The indicator, called EDDI or Evaporative demand drought index, is an alternative to traditional measurements of soil moisture. Which, the authors note, are poorly suited to conditions on Caribbean islands.

“A lot of drought observation is based on soil moisture, but in tropical environments, a decline in soil moisture is a response to other things that have already happened so you’re further down in the chain of events,” Ramseyer said. “We can mitigate a lot of losses in, say, agriculture, by being able to forecast sudden, anomalous increases in evaporative demand.”

The research

The study analyzed 40 years of data highlighting the high frequency of flash drought that has historically occurred at different times of the year, not just during typical dry seasons.

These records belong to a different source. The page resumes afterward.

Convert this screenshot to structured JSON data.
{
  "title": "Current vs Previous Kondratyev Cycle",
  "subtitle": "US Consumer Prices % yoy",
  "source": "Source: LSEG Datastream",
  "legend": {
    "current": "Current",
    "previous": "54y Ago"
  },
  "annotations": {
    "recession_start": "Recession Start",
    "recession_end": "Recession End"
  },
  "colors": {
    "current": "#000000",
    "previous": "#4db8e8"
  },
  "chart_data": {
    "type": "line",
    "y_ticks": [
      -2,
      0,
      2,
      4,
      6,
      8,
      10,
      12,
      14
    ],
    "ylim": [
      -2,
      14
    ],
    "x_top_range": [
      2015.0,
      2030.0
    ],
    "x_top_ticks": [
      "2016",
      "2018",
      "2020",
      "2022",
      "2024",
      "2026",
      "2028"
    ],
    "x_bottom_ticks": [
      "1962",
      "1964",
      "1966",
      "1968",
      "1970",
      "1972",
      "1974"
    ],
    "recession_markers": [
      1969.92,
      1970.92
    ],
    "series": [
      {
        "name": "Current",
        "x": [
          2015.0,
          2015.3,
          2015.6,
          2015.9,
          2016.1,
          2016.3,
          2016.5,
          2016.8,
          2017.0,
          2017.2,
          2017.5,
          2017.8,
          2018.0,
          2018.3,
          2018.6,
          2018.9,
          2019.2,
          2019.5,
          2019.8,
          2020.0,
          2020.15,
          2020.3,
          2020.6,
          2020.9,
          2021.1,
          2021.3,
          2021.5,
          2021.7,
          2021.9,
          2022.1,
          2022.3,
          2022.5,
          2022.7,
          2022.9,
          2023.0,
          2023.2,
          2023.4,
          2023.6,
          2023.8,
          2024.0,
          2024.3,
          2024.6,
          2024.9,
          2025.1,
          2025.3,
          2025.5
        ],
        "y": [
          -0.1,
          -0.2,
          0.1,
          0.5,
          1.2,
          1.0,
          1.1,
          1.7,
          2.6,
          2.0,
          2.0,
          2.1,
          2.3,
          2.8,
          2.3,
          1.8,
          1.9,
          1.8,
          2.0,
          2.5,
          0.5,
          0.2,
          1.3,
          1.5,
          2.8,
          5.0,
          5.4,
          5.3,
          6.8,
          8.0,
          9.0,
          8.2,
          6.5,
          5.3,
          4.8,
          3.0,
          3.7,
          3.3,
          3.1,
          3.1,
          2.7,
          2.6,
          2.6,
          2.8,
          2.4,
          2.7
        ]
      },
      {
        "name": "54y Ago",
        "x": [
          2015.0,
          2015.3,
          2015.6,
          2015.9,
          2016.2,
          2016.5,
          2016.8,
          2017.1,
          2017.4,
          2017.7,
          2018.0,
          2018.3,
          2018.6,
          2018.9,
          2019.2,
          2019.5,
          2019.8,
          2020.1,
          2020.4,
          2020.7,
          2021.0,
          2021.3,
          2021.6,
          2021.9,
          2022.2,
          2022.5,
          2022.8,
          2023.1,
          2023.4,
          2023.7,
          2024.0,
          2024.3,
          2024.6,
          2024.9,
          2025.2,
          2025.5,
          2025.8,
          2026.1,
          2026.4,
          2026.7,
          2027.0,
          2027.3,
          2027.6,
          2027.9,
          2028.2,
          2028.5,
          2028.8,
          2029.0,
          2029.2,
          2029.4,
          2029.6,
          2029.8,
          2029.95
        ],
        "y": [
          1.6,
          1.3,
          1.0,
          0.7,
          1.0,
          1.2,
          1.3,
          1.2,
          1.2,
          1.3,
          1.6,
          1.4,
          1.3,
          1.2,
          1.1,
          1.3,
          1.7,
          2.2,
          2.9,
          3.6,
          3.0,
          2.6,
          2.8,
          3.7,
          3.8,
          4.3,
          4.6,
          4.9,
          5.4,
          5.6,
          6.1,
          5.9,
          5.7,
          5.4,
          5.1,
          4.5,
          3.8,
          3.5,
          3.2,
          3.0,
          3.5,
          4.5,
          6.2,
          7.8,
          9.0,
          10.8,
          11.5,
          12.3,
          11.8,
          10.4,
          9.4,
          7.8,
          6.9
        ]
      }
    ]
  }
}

With the new index, the study notes, “a high-resolution spatiotemporal analysis of flash drought can be performed across the entire Caribbean region, no longer being constrained to coarser gridded datasets and/or the sparsely distributed long-term observation datasets in the region.”

EDDI, in particular, identified 46 ‘outbreaks’ of flash drought during which “significant fractions of the pan-Caribbean encounter rapid drying over 15 days and then maintain this condition for another 15 days.”

The data set, moreover, “reveals a tendency for flash drought to assume recurring typologies concentrated in one of the Central American, South American, or Greater Antilles coastlines, although a simultaneous, Caribbean-wide drought is never observed within the period examined.”

Preventing damage to agriculture and more

The results of the study, the research concludes, “indicate that flash droughts occur with regular periodicity in the Caribbean. Expansive flash droughts tend to occur in coherent subregional clusters. Future studies will further investigate the drivers of these flash droughts to create early warning systems for flash drought.” This may make it possible to more effectively prevent these phenomena.

The increasing frequency of flood and drought events linked to climate change makes the ability to take action to limit their consequences even more important. The impact of drought, the authors remind, obviously affects agriculture but also tropical ecosystems. Moreover, access to fresh water is a necessity for both residents and the tourism industry, which remains a key element of the local economy.